For $\mathbf A, \mathbf B \in \map \MM {m, n}$, let $\mathbf A + \mathbf B$ be defined as the matrix entrywise sum of $\mathbf A$ and $\mathbf B$.
The operation $+$ is associative on $\map \MM {m, n}$.
That is:
- $\paren {\mathbf A + \mathbf B} + \mathbf C = \mathbf A + \paren {\mathbf B + \mathbf C}$
for all $\mathbf A$, $\mathbf B$ and $\mathbf C$ in $\map \MM {m, n}$.
Proof
From:
the standard number systems $\Z$, $\Q$, $\R$ and $\C$ are rings.
Hence we can apply Matrix Entrywise Addition over Ring is Associative.
$\Box$
The above cannot be applied to the natural numbers $\N$, as they do not form a ring.
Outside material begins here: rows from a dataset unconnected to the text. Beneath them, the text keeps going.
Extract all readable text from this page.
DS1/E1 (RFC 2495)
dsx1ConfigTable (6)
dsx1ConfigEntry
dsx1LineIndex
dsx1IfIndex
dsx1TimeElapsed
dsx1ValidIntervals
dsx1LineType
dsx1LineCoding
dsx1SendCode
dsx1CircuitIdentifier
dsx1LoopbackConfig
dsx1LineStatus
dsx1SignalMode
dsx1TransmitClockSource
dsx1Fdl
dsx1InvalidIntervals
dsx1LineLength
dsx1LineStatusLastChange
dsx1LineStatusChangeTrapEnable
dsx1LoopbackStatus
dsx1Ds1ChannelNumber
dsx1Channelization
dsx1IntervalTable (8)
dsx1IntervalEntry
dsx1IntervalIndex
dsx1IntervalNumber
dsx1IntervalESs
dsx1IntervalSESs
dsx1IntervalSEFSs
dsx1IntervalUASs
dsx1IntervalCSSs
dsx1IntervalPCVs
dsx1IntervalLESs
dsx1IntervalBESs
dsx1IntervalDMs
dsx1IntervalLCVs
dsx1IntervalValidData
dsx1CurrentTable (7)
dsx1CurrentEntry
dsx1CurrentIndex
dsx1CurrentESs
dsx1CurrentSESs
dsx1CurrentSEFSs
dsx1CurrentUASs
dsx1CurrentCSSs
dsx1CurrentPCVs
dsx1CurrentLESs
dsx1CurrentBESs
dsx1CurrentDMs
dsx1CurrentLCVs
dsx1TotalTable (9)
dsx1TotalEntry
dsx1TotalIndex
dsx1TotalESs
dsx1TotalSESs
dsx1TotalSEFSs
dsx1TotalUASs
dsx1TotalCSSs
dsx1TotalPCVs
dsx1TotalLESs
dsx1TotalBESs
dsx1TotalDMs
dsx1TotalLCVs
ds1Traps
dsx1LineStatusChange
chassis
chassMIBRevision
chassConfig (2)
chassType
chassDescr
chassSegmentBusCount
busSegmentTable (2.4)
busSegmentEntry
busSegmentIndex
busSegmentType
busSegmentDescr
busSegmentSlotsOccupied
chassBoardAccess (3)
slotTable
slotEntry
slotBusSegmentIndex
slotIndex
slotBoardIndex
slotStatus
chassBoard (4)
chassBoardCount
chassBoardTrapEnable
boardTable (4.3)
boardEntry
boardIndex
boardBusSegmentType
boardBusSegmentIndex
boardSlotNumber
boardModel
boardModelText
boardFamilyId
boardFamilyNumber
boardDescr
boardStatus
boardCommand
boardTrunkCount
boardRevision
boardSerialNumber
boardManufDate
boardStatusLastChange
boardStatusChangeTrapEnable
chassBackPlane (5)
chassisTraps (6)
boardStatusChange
However, from Natural Numbers under Addition form Commutative Monoid, the algebraic structure $\struct {\N, +}$ is a commutative monoid.
By definition, matrix entrywise addition is the Hadamard product with respect to addition of numbers.
The result follows from Associativity of Hadamard Product.
$\blacksquare$